Groucho Marx “comes” to Ridgefield
The legendary comedian’s spirit in a theatrical version of PBS comedy tribute
**Exclusive for Townvibe readers, a chance to win two tickets to see "An Evening with Groucho" at the Ridgefield Playhouse on Saturday, March 19 at 7:30pm. Winner Selected.
Award-winning actor/director/playwright Frank Ferrante recreates his PBS, New York and London acclaimed portrayal of legendary comedian Groucho Marx in a fast paced, audience interactive show "An Evening with Groucho."
Ferrante portrays Groucho in his prime. He reacquaints us with the likes of brothers Harpo, Chico, Zeppo and Gummo, and also Charlie Chaplin, W.C. Fields, MGM’s Louis B. Mayer and other icons from the Golden Age of Hollywood.
Groucho Marx had a 72 year career. Going from vaudeville, to radio, to movies like “Duck Soup” and “A Day at the Races,” to the TV show “Bet Your Life,” Groucho kept audiences laughing.
As an admirer of Groucho Marx’s comedic genius, I was interested to speak with Ferrante about his one-man show.
I was a long time fan of the Marx Brothers, especially Groucho and the comedy of that era. From the time I was nine years old and saw the movie “A Day at the Races”, the madness and freedom of the Marx Brothers exhilarated me and I never laughed so hard. It made a real impact on me and I wanted to be part of that world.
Groucho’s son Arthur Marx discovered you, how did that come about?
I created a show about Groucho as a senior project at the University of Southern California where I was a drama student in the mid 1980’s. I was able to produce, direct and create the whole show. It became kind of a big deal and I ended up inviting Groucho’s son and daughter and they actually showed up.
It was a very successful show and afterward Arthur Marx, who was a playwright, said “If I ever do a show about my dad I want to use you.”
And he did.
The year I graduated in 1986, there I was in an off-Broadway show “Groucho: a Life in Review” in which I played Groucho from age 15 to 85. And that show went to London. The reviews were incredible and it (and Ferrante) received a lot of awards and award nominations. It was a very heady experience.

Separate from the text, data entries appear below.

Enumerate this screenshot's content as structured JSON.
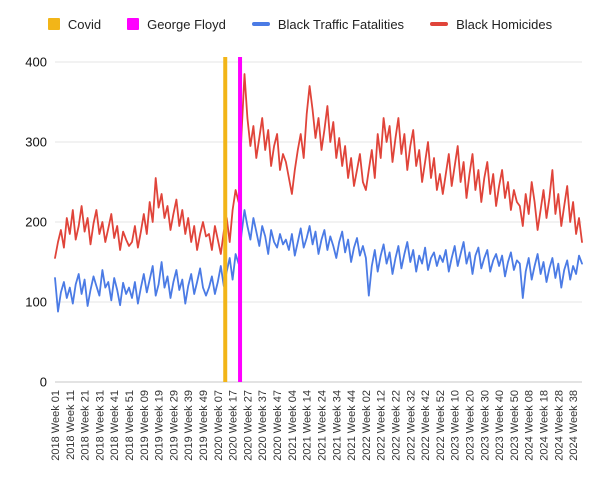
{
  "legend": {
    "items": [
      {
        "label": "Covid",
        "color": "#F2B518",
        "marker": "square"
      },
      {
        "label": "George Floyd",
        "color": "#FF00FF",
        "marker": "square"
      },
      {
        "label": "Black Traffic Fatalities",
        "color": "#4B7BE5",
        "marker": "line"
      },
      {
        "label": "Black Homicides",
        "color": "#E0443A",
        "marker": "line"
      }
    ]
  },
  "chart_data": {
    "type": "line",
    "title": "",
    "xlabel": "",
    "ylabel": "",
    "grid": "horizontal",
    "legend_position": "top",
    "y_range": [
      0,
      400
    ],
    "y_ticks": [
      0,
      100,
      200,
      300,
      400
    ],
    "total_weeks": 357,
    "sample_step_weeks": 2,
    "x_tick_step_weeks": 10,
    "x_tick_labels": [
      "2018 Week 01",
      "2018 Week 11",
      "2018 Week 21",
      "2018 Week 31",
      "2018 Week 41",
      "2018 Week 51",
      "2019 Week 09",
      "2019 Week 19",
      "2019 Week 29",
      "2019 Week 39",
      "2019 Week 49",
      "2020 Week 07",
      "2020 Week 17",
      "2020 Week 27",
      "2020 Week 37",
      "2020 Week 47",
      "2021 Week 04",
      "2021 Week 14",
      "2021 Week 24",
      "2021 Week 34",
      "2021 Week 44",
      "2022 Week 02",
      "2022 Week 12",
      "2022 Week 22",
      "2022 Week 32",
      "2022 Week 42",
      "2022 Week 52",
      "2023 Week 10",
      "2023 Week 20",
      "2023 Week 30",
      "2023 Week 40",
      "2023 Week 50",
      "2024 Week 08",
      "2024 Week 18",
      "2024 Week 28",
      "2024 Week 38"
    ],
    "vertical_lines": [
      {
        "label": "Covid",
        "week_index": 115,
        "color": "#F2B518"
      },
      {
        "label": "George Floyd",
        "week_index": 125,
        "color": "#FF00FF"
      }
    ],
    "series": [
      {
        "name": "Black Traffic Fatalities",
        "color": "#4B7BE5",
        "values": [
          130,
          88,
          112,
          125,
          105,
          118,
          98,
          122,
          135,
          110,
          128,
          95,
          115,
          132,
          120,
          108,
          140,
          118,
          125,
          102,
          130,
          115,
          96,
          124,
          110,
          118,
          105,
          125,
          98,
          118,
          135,
          112,
          128,
          145,
          108,
          122,
          150,
          118,
          132,
          105,
          125,
          140,
          115,
          128,
          98,
          120,
          135,
          110,
          125,
          142,
          118,
          108,
          118,
          132,
          110,
          125,
          145,
          120,
          138,
          155,
          128,
          160,
          148,
          185,
          215,
          195,
          178,
          205,
          188,
          170,
          195,
          182,
          160,
          190,
          175,
          168,
          185,
          172,
          178,
          165,
          185,
          158,
          175,
          192,
          168,
          180,
          195,
          172,
          188,
          160,
          178,
          190,
          165,
          182,
          170,
          155,
          175,
          188,
          162,
          178,
          150,
          168,
          180,
          158,
          170,
          155,
          108,
          145,
          165,
          138,
          158,
          172,
          148,
          162,
          135,
          155,
          170,
          142,
          160,
          175,
          150,
          165,
          138,
          158,
          148,
          168,
          140,
          155,
          162,
          145,
          158,
          150,
          165,
          138,
          155,
          170,
          145,
          160,
          175,
          148,
          162,
          135,
          158,
          168,
          142,
          155,
          165,
          138,
          152,
          160,
          145,
          158,
          132,
          150,
          162,
          140,
          152,
          148,
          105,
          138,
          155,
          128,
          145,
          160,
          135,
          150,
          125,
          142,
          155,
          130,
          148,
          118,
          140,
          152,
          128,
          145,
          135,
          158,
          148
        ]
      },
      {
        "name": "Black Homicides",
        "color": "#E0443A",
        "values": [
          155,
          175,
          190,
          168,
          205,
          185,
          215,
          178,
          195,
          220,
          188,
          205,
          172,
          198,
          215,
          185,
          200,
          175,
          192,
          210,
          180,
          195,
          165,
          188,
          178,
          170,
          175,
          195,
          168,
          188,
          210,
          185,
          225,
          200,
          255,
          218,
          235,
          205,
          220,
          190,
          210,
          228,
          195,
          215,
          185,
          205,
          175,
          195,
          165,
          185,
          200,
          182,
          185,
          165,
          195,
          178,
          160,
          188,
          205,
          175,
          215,
          240,
          225,
          310,
          385,
          330,
          295,
          320,
          280,
          305,
          330,
          290,
          315,
          270,
          295,
          310,
          265,
          285,
          275,
          255,
          235,
          265,
          290,
          310,
          280,
          335,
          370,
          340,
          305,
          330,
          290,
          315,
          345,
          300,
          325,
          280,
          305,
          270,
          295,
          255,
          280,
          245,
          265,
          285,
          250,
          240,
          265,
          290,
          255,
          310,
          280,
          330,
          300,
          320,
          275,
          305,
          330,
          285,
          310,
          265,
          295,
          315,
          270,
          290,
          250,
          275,
          300,
          255,
          280,
          240,
          260,
          235,
          260,
          285,
          245,
          270,
          295,
          250,
          275,
          230,
          260,
          285,
          240,
          265,
          225,
          255,
          275,
          235,
          260,
          220,
          245,
          265,
          230,
          250,
          215,
          240,
          225,
          220,
          195,
          235,
          210,
          250,
          225,
          190,
          215,
          240,
          205,
          230,
          265,
          210,
          235,
          195,
          220,
          245,
          200,
          225,
          185,
          205,
          175
        ]
      }
    ]
  }
}
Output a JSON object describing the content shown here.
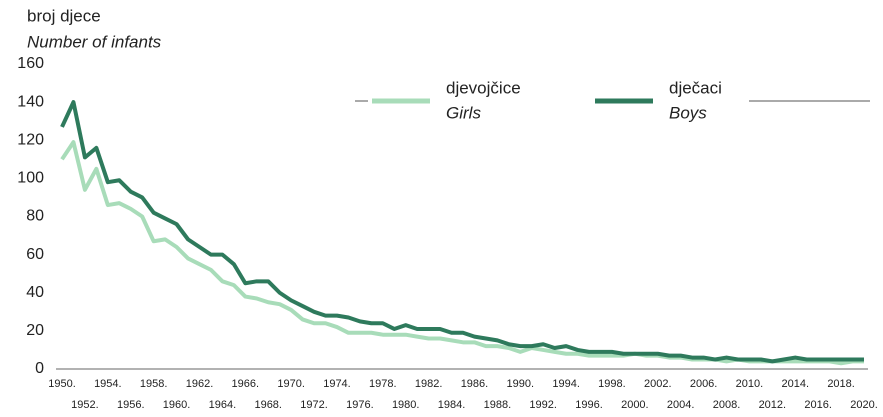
{
  "chart_data": {
    "type": "line",
    "ylabel": "broj djece",
    "ylabel_en": "Number of infants",
    "x": [
      1950,
      1951,
      1952,
      1953,
      1954,
      1955,
      1956,
      1957,
      1958,
      1959,
      1960,
      1961,
      1962,
      1963,
      1964,
      1965,
      1966,
      1967,
      1968,
      1969,
      1970,
      1971,
      1972,
      1973,
      1974,
      1975,
      1976,
      1977,
      1978,
      1979,
      1980,
      1981,
      1982,
      1983,
      1984,
      1985,
      1986,
      1987,
      1988,
      1989,
      1990,
      1991,
      1992,
      1993,
      1994,
      1995,
      1996,
      1997,
      1998,
      1999,
      2000,
      2001,
      2002,
      2003,
      2004,
      2005,
      2006,
      2007,
      2008,
      2009,
      2010,
      2011,
      2012,
      2013,
      2014,
      2015,
      2016,
      2017,
      2018,
      2019,
      2020
    ],
    "series": [
      {
        "name": "djevojčice",
        "name_en": "Girls",
        "color": "#a8dcb9",
        "values": [
          110,
          119,
          94,
          105,
          86,
          87,
          84,
          80,
          67,
          68,
          64,
          58,
          55,
          52,
          46,
          44,
          38,
          37,
          35,
          34,
          31,
          26,
          24,
          24,
          22,
          19,
          19,
          19,
          18,
          18,
          18,
          17,
          16,
          16,
          15,
          14,
          14,
          12,
          12,
          11,
          9,
          11,
          10,
          9,
          8,
          8,
          7,
          7,
          7,
          7,
          8,
          7,
          7,
          6,
          6,
          5,
          5,
          5,
          4,
          5,
          4,
          4,
          4,
          4,
          4,
          4,
          4,
          4,
          3,
          4,
          4
        ]
      },
      {
        "name": "dječaci",
        "name_en": "Boys",
        "color": "#2e7a5c",
        "values": [
          127,
          140,
          111,
          116,
          98,
          99,
          93,
          90,
          82,
          79,
          76,
          68,
          64,
          60,
          60,
          55,
          45,
          46,
          46,
          40,
          36,
          33,
          30,
          28,
          28,
          27,
          25,
          24,
          24,
          21,
          23,
          21,
          21,
          21,
          19,
          19,
          17,
          16,
          15,
          13,
          12,
          12,
          13,
          11,
          12,
          10,
          9,
          9,
          9,
          8,
          8,
          8,
          8,
          7,
          7,
          6,
          6,
          5,
          6,
          5,
          5,
          5,
          4,
          5,
          6,
          5,
          5,
          5,
          5,
          5,
          5
        ]
      }
    ],
    "xlim": [
      1950,
      2020
    ],
    "xticks": [
      {
        "value": 1950,
        "label": "1950."
      },
      {
        "value": 1952,
        "label": "1952."
      },
      {
        "value": 1954,
        "label": "1954."
      },
      {
        "value": 1956,
        "label": "1956."
      },
      {
        "value": 1958,
        "label": "1958."
      },
      {
        "value": 1960,
        "label": "1960."
      },
      {
        "value": 1962,
        "label": "1962."
      },
      {
        "value": 1964,
        "label": "1964."
      },
      {
        "value": 1966,
        "label": "1966."
      },
      {
        "value": 1968,
        "label": "1968."
      },
      {
        "value": 1970,
        "label": "1970."
      },
      {
        "value": 1972,
        "label": "1972."
      },
      {
        "value": 1974,
        "label": "1974."
      },
      {
        "value": 1976,
        "label": "1976."
      },
      {
        "value": 1978,
        "label": "1978."
      },
      {
        "value": 1980,
        "label": "1980."
      },
      {
        "value": 1982,
        "label": "1982."
      },
      {
        "value": 1984,
        "label": "1984."
      },
      {
        "value": 1986,
        "label": "1986."
      },
      {
        "value": 1988,
        "label": "1988."
      },
      {
        "value": 1990,
        "label": "1990."
      },
      {
        "value": 1992,
        "label": "1992."
      },
      {
        "value": 1994,
        "label": "1994."
      },
      {
        "value": 1996,
        "label": "1996."
      },
      {
        "value": 1998,
        "label": "1998."
      },
      {
        "value": 2000,
        "label": "2000."
      },
      {
        "value": 2002,
        "label": "2002."
      },
      {
        "value": 2004,
        "label": "2004."
      },
      {
        "value": 2006,
        "label": "2006."
      },
      {
        "value": 2008,
        "label": "2008."
      },
      {
        "value": 2010,
        "label": "2010."
      },
      {
        "value": 2012,
        "label": "2012."
      },
      {
        "value": 2014,
        "label": "2014."
      },
      {
        "value": 2016,
        "label": "2016."
      },
      {
        "value": 2018,
        "label": "2018."
      },
      {
        "value": 2020,
        "label": "2020."
      }
    ],
    "ylim": [
      0,
      160
    ],
    "yticks": [
      0,
      20,
      40,
      60,
      80,
      100,
      120,
      140,
      160
    ]
  }
}
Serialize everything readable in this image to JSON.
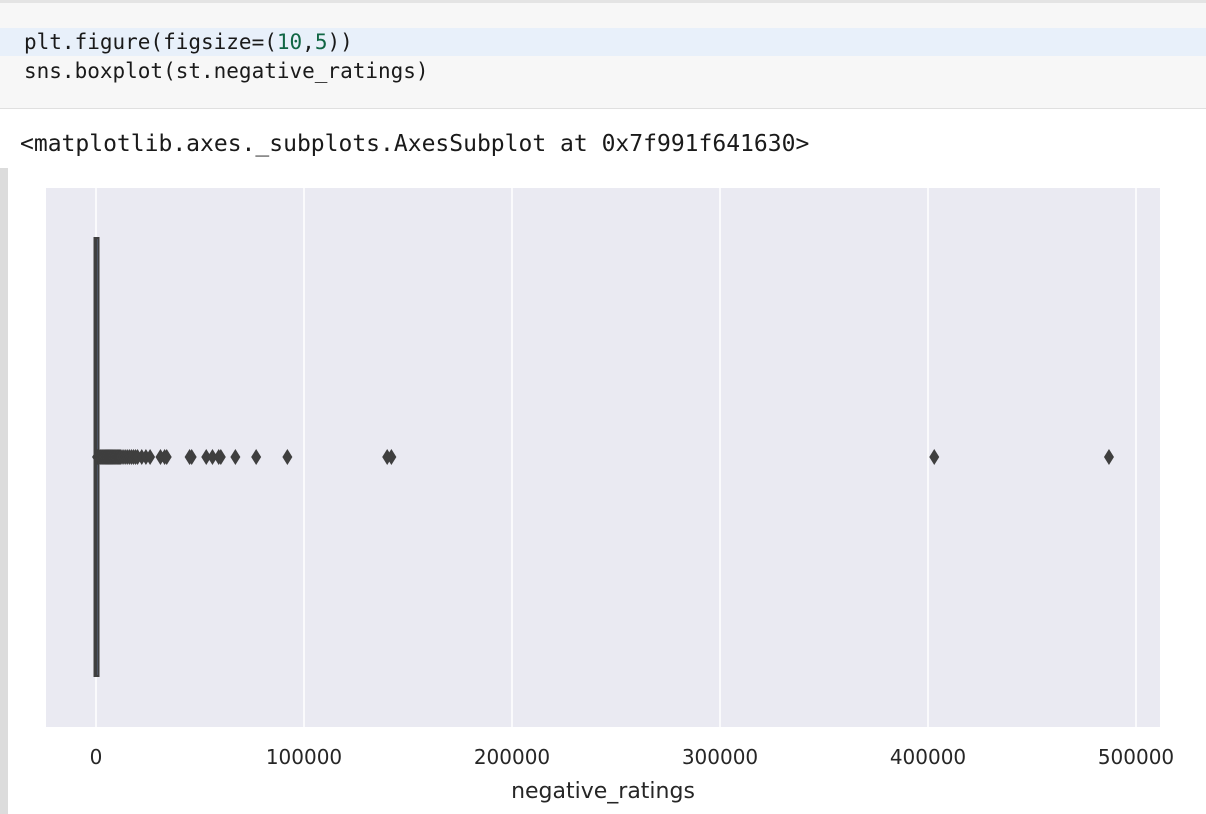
{
  "input_cell": {
    "line1": {
      "prefix": "plt.figure(figsize=(",
      "num1": "10",
      "comma": ",",
      "num2": "5",
      "suffix": "))"
    },
    "line2": "sns.boxplot(st.negative_ratings)"
  },
  "output_cell": {
    "repr_text": "<matplotlib.axes._subplots.AxesSubplot at 0x7f991f641630>"
  },
  "chart_data": {
    "type": "boxplot",
    "xlabel": "negative_ratings",
    "ylabel": "",
    "xlim": [
      -25000,
      510000
    ],
    "xticks": [
      0,
      100000,
      200000,
      300000,
      400000,
      500000
    ],
    "xtick_labels": [
      "0",
      "100000",
      "200000",
      "300000",
      "400000",
      "500000"
    ],
    "grid": true,
    "box": {
      "q1": 5,
      "median": 14,
      "q3": 42,
      "whisker_low": 0,
      "whisker_high": 97
    },
    "outliers": [
      500,
      1000,
      1500,
      2000,
      2500,
      3000,
      3500,
      4000,
      4500,
      5000,
      5500,
      6000,
      6500,
      7000,
      7500,
      8000,
      8500,
      9000,
      9500,
      10000,
      10500,
      11000,
      11500,
      12000,
      13000,
      14000,
      15000,
      16000,
      17000,
      18000,
      19000,
      20000,
      22000,
      24000,
      26000,
      31000,
      33000,
      34000,
      45000,
      46000,
      53000,
      56000,
      59000,
      60000,
      67000,
      77000,
      92000,
      140000,
      142000,
      403000,
      487000
    ],
    "colors": {
      "background": "#eaeaf2",
      "grid": "#ffffff",
      "box_line": "#3f3f3f",
      "tick_text": "#262626"
    }
  }
}
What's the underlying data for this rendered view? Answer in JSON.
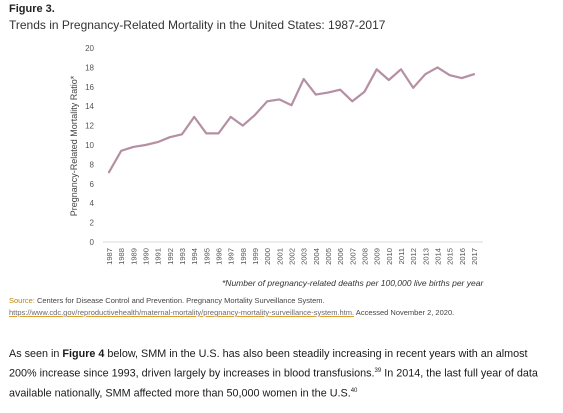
{
  "figure": {
    "label": "Figure 3.",
    "title": "Trends in Pregnancy-Related Mortality in the United States: 1987-2017"
  },
  "chart_data": {
    "type": "line",
    "ylabel": "Pregnancy-Related Mortality Ratio*",
    "xlabel": "",
    "ylim": [
      0,
      20
    ],
    "yticks": [
      "0",
      "2",
      "4",
      "6",
      "8",
      "10",
      "12",
      "14",
      "16",
      "18",
      "20"
    ],
    "categories": [
      "1987",
      "1988",
      "1989",
      "1990",
      "1991",
      "1992",
      "1993",
      "1994",
      "1995",
      "1996",
      "1997",
      "1998",
      "1999",
      "2000",
      "2001",
      "2002",
      "2003",
      "2004",
      "2005",
      "2006",
      "2007",
      "2008",
      "2009",
      "2010",
      "2011",
      "2012",
      "2013",
      "2014",
      "2015",
      "2016",
      "2017"
    ],
    "series": [
      {
        "values": [
          7.2,
          9.4,
          9.8,
          10.0,
          10.3,
          10.8,
          11.1,
          12.9,
          11.2,
          11.2,
          12.9,
          12.0,
          13.1,
          14.5,
          14.7,
          14.1,
          16.8,
          15.2,
          15.4,
          15.7,
          14.5,
          15.5,
          17.8,
          16.7,
          17.8,
          15.9,
          17.3,
          18.0,
          17.2,
          16.9,
          17.3
        ],
        "color": "#b58fa3"
      }
    ],
    "grid": false,
    "legend": "none"
  },
  "footnote": "*Number of pregnancy-related deaths per 100,000 live births per year",
  "source": {
    "label": "Source:",
    "text": " Centers for Disease Control and Prevention. Pregnancy Mortality Surveillance System.",
    "url": "https://www.cdc.gov/reproductivehealth/maternal-mortality/pregnancy-mortality-surveillance-system.htm.",
    "accessed": " Accessed November 2, 2020."
  },
  "body": {
    "p1": "As seen in ",
    "fig_ref": "Figure 4",
    "p2": " below, SMM in the U.S. has also been steadily increasing in recent years with an almost 200% increase since 1993, driven largely by increases in blood transfusions.",
    "ref1": "39",
    "p3": " In 2014, the last full year of data available nationally, SMM affected more than 50,000 women in the U.S.",
    "ref2": "40"
  }
}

Then in 1999 we filmed it for PBS at the Westport Country Playhouse and that became a National Pledge Break PBS special.
What did you learn from Groucho, so to speak?
I am extraordinarily grateful to him. I learned what a craftsman he was and he was relentless. He never quit. He was working and inspiring until his passing at 86 in 1997.
I am very close to his daughter Miriam (who is is 89.) His son Arthur and I were friends for 26 years. He passed away a few years ago. My respect for Groucho is reflected in my relationship with his two children.
Is there a secret to his success?
I don’t know that there was a secret. I think it was survival. He was very poor and there was a lot to lose. I think he was savvy about his persona being a wise guy. He had an honesty and a truth telling and that’s refreshing.
What should the audience in Ridgefield expect?
I try to exhilarate. The premise is: “What if Groucho had had a one-man show in 1934?” There are songs from his Broadway shows and movies. There are the one liners, but it is also anecdotal with stories about his brothers and others. What makes it electric is my interaction with the audience. I improvise parts. Spontaneity was his hallmark.
I think it holds up as entertainment, even if you don’t know Groucho. I can see that in the variety of ages at the show. There will be children in the audience and they are laughing at the same joke that the 35 year old is laughing at and a 90 year old is laughing at.
What is the key to a successful one-man show?
You have to really love your subject matter. Have a passion. Hal Halbrook is one of my heroes. He and I have become friendly in the last couple of years. He has done his show for 62 years as Mark Twain in “Mark Twain Tonight!” For me it has been 30 years doing Groucho. Halbrook is still out there at the age of 91 doing the show.
Did you know you were going to be an answer on Jeopardy?
No! A friend called me and said you were just an answer in the Off-Broadway category, I couldn’t believe it (“He took his portrayal of Groucho Marx to New York in 1986." The answer: "Who is Frank Ferrante?) And he got it right! It was Ken Jennings during his reign. It was very flattering. (Laughs) Maybe you’ve made it when we’ve been a question on Jeopardy (laughs again.)